A US doctor of MSF kisses a friend before leaving Sudan, following the Sudanese government decision to expel the NGO.   Photo AFP A US doctor of MSF kisses a friend before leaving Sudan, following the Sudanese government decision to expel the NGO.  Photo AFP

Doctors Without Borders back home from Sudan

Published: 12 March 2009 11:29 | Changed: 13 March 2009 09:04

Five employees of the Belgian branch of Doctors without Borders were kidnapped in Darfur, the NGO said on Thursday Meanwhile, MSF's Dutch staffers have returned home.

By Sebastiaan Gottlieb for Radio Netherlands Worldwide

  

The aid workers were ordered out of Sudan last week, shortly after the decision of the International Criminal Court to issue an arrest warrant for president Omaral-Bashir, who is accused of orchestrating atrocities against civilians in Darfur.

Hans van de Weerd, director of the Dutch branch of the international NGO, feels dismayed, despondent and desperate about the enforced withdrawal. Because the hospital at Muhajariva can no longer function without the foreign doctors, some 70,000 people in the area are now without medical services.

Leaving patients behind

The conditions under which Doctor Addie Romme had to work in Darfur recently were grim. There was no accommodation for her, so she had to sleep in the hospital where she worked. Working in Sudan never easy for international aid organisations such as MSF, but the NGO wasn't expecting that it would have to leave the country. For Romme, it was very painful to leave her patients behind.

"I'm very concerned about these patients. On the morning of the evacuation we had dozens of patients in the hospital. On a normal day I would have discharged some of them, but others definitely needed further treatment. I advised them to go to Nyala, a large town about an hour away, but I know that some of the patients will never make it there," she says.
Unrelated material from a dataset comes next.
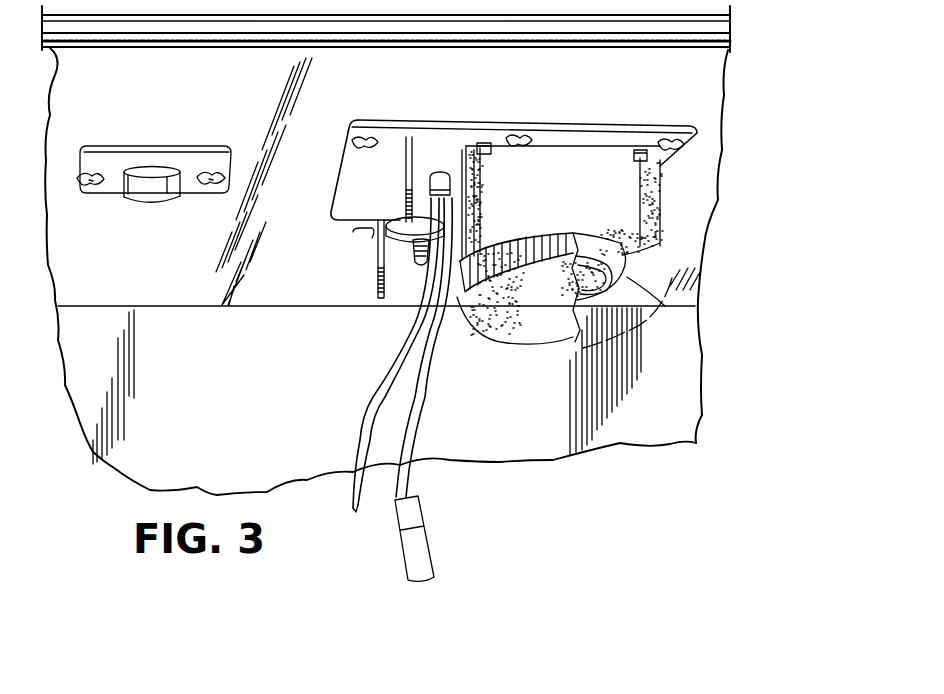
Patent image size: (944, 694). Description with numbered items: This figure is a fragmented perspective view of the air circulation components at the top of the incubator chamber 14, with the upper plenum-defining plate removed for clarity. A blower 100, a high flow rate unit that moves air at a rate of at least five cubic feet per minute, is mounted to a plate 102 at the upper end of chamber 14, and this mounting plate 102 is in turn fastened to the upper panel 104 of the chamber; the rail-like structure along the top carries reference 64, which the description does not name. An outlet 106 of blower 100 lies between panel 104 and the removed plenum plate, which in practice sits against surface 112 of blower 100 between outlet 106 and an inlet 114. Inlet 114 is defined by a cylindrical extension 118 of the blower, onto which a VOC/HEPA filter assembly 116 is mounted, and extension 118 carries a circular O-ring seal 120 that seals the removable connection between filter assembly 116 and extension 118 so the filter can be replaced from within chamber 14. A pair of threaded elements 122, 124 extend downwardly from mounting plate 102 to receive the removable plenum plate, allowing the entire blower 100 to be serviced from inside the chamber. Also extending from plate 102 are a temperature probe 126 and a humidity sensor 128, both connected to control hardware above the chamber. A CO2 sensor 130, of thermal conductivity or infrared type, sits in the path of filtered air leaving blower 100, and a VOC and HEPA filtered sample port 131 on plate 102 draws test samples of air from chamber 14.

Apart from the care of these patients, MSF also fears for the health of hundreds of thousands of people in the region. Because of the departure of so many aid workers, they must now cope without basic facilities such as clean drinking water and food. Dutch MSF director Hans van de Weerd is also afraid of a possible outbreak of meningitis, an infectious disease which can lead to death without treatment.

Responsibility

Van de Weerd: "There are 450,000 people in Darfur who, at the moment, can't go to a doctor if they're sick. What that will mean in the longer term depends on whether the Sudanese authorities take responsibility for their own people. Or whether they give permission to other organisations - which might include our sister organisations - to take over our activities in that region."

Officially, no reason has been given for the decision of the Sudanese government to show the door to MSF. But it seems obvious that the order is related to the decision of the International Criminal Court (ICC) in The Hague to issue an international arrest warrant for Sudanese president Omar al-Bashir. It is the ICC's first attempt to prosecute a sitting head of state.

Despite the fact that MSF has promised not to cooperate in any way with the ICC, it must leave the country along with thirteen other international aid agencies. Van de Weerd doesn't think that his organisation will be able to make a swift return to Darfur. If he does receive permission, he first wants an explanation of why he was forced to leave the country.